The level of glucose in human blood depends on the continuous cooperation between two types of cells in the pancreas. Alpha cells secrete glucagon hormone that increases glucose in blood, while the beta cells secrete insulin, the hormone decreasing glucose concentration. Scientists from the Nencki Institute of Experimental Biology of the Polish Academy of Sciences in Warsaw have recently discovered that the alpha and beta cells communicate with each other, and the central role in this communication is played by cannabinoids – organic compounds that occur in nature also in inflorescences of cannabis. In recent studies, carried out in cooperation with institutes from Sweden, Austria, Italy and the United States, it has also been shown that cannabinoids have an impact on the identity of the beta cells, and in human embryos they may lead to significant changes in the architecture of a forming pancreatic islets.
“Our discovery is essential to understand the mechanisms responsible for the development of type 2 diabetes, which occurs generally in adults and is often associated with weight gain. If our further research brings expected results, perhaps in the near future we will be able to use them to free up at least some patients from the nightmare of continuous insulin injections”, says Prof. Agnieszka Dobrzyn from the Nencki Institute.
In the latest publication in the prestigious American “Proceedings of the National Academy of Sciences USA” (PNAS) journal, the researchers from the Nencki Institute showed that the pathway of chemical signals involving cannabinoids not only plays an important role in communication between alpha and beta cells, but also is involved in keeping the identity of the latter. Cannabinoids produced by the alpha cells may in fact activate cannabinoid CB1 receptors located in the pancreatic islets. These receptors determine the differentiation of cell function and may increase the ability to produce insulin in response to glucose by beta cells.
“Observing the changes in the architecture of islets during embryonic development in mice and in pseudoislets – a model we generated in our lab – was also very interesting. Depending on the concentration of cannabinoids and the activity of two different receptors, the islets became larger or smaller, while the alpha cells, usually located outside the islets, were able to migrate inside”, explains Dr. Katarzyna Malenczyk fom the Nencki Institute, the first author of the publication.
The studies already have their practical application. They suggest that future mothers consuming substances containing cannabinoids in the pregnancy period are more likely to deliver children with impaired pancreatic islet architecture, and therefore prone to type 2 diabetes.
“Under no circumstances should it be concluded from our work that consumption of marijuana can be a way to cure diabetes,” Prof. Dobrzyn warns and explains: “The concentration of glucose in the blood is determined by the balance between the activities of alpha and beta cells of the pancreas and insulin target tissues such as skeletal muscle and adipose tissue. In adults, more cannabinoids will force one group of cells to more intensive work, but at the same time it will weaken the efficiency of the other, and in consequence blood glucose level will not change or may even increase significantly”.
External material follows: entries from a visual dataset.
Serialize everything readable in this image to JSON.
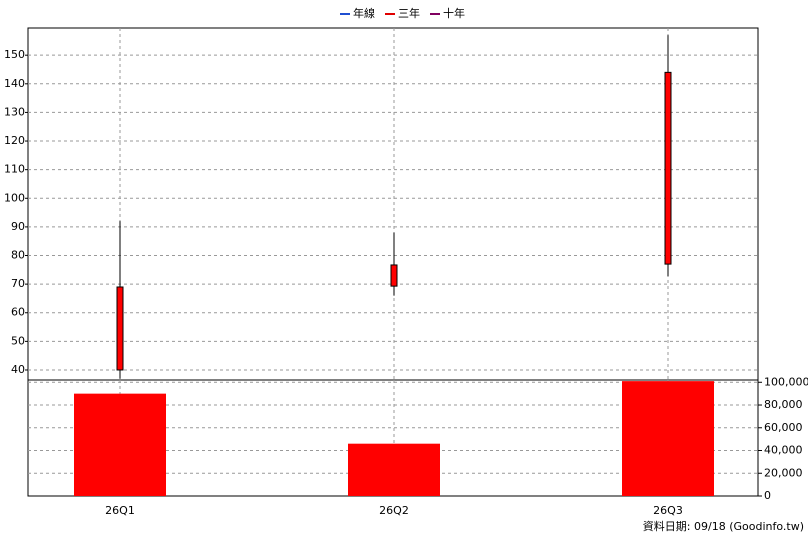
{
  "chart_data": [
    {
      "type": "candlestick",
      "legend": [
        {
          "name": "年線",
          "color": "#1f4fd1"
        },
        {
          "name": "三年",
          "color": "#e00000"
        },
        {
          "name": "十年",
          "color": "#800060"
        }
      ],
      "categories": [
        "26Q1",
        "26Q2",
        "26Q3"
      ],
      "open": [
        40,
        69.3,
        77
      ],
      "close": [
        69,
        76.7,
        144
      ],
      "high": [
        92,
        88,
        157
      ],
      "low": [
        37,
        66,
        72.8
      ],
      "color": "#ff0000",
      "ylim": [
        36.5,
        159.5
      ],
      "yticks": [
        40,
        50,
        60,
        70,
        80,
        90,
        100,
        110,
        120,
        130,
        140,
        150
      ],
      "grid": true
    },
    {
      "type": "bar",
      "categories": [
        "26Q1",
        "26Q2",
        "26Q3"
      ],
      "values": [
        90000,
        46000,
        101000
      ],
      "color": "#ff0000",
      "ylim": [
        0,
        102000
      ],
      "yticks": [
        0,
        {
          "value": 20000,
          "label": "20,000"
        },
        {
          "value": 40000,
          "label": "40,000"
        },
        {
          "value": 60000,
          "label": "60,000"
        },
        {
          "value": 80000,
          "label": "80,000"
        },
        {
          "value": 100000,
          "label": "100,000"
        }
      ],
      "grid": true,
      "source": "資料日期: 09/18  (Goodinfo.tw)"
    }
  ]
}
The discovery of the role of cannabinoids in the communication between alpha and beta cells gives hope for more effective treatment of diabetes by islet transplantation. Such allografts have already been performed: a portion of respective tissue is being recovered from a dead donor and placed under the mucosa of the recipient’s stomach. Yet, the effects are not fully rewarding as beta cells of the implant often lose their identity: they are still alive, but can no longer produce insulin. After implantation of a foreign tissue a patient must take immunosuppressive drugs and the damage caused by such therapy often outweighs its gains. Scientists from the Nencki Institute hope that understanding the cannabinoid pathway will enable to significantly extend beta cells working time. If further studies validate these assumptions, the islet transplants could become a full-fledged method of diabetes treatment. Moreover, nowadays beta cells can be grown from stem cells derived from a patient’s adipose tissue. Therefore, in future patients would not need to take drugs to prevent rejection of transplanted pancreatic islets.
This research was supported by National Science Centre, Poland, grant no UMO-2013/10/E/NZ3/00670.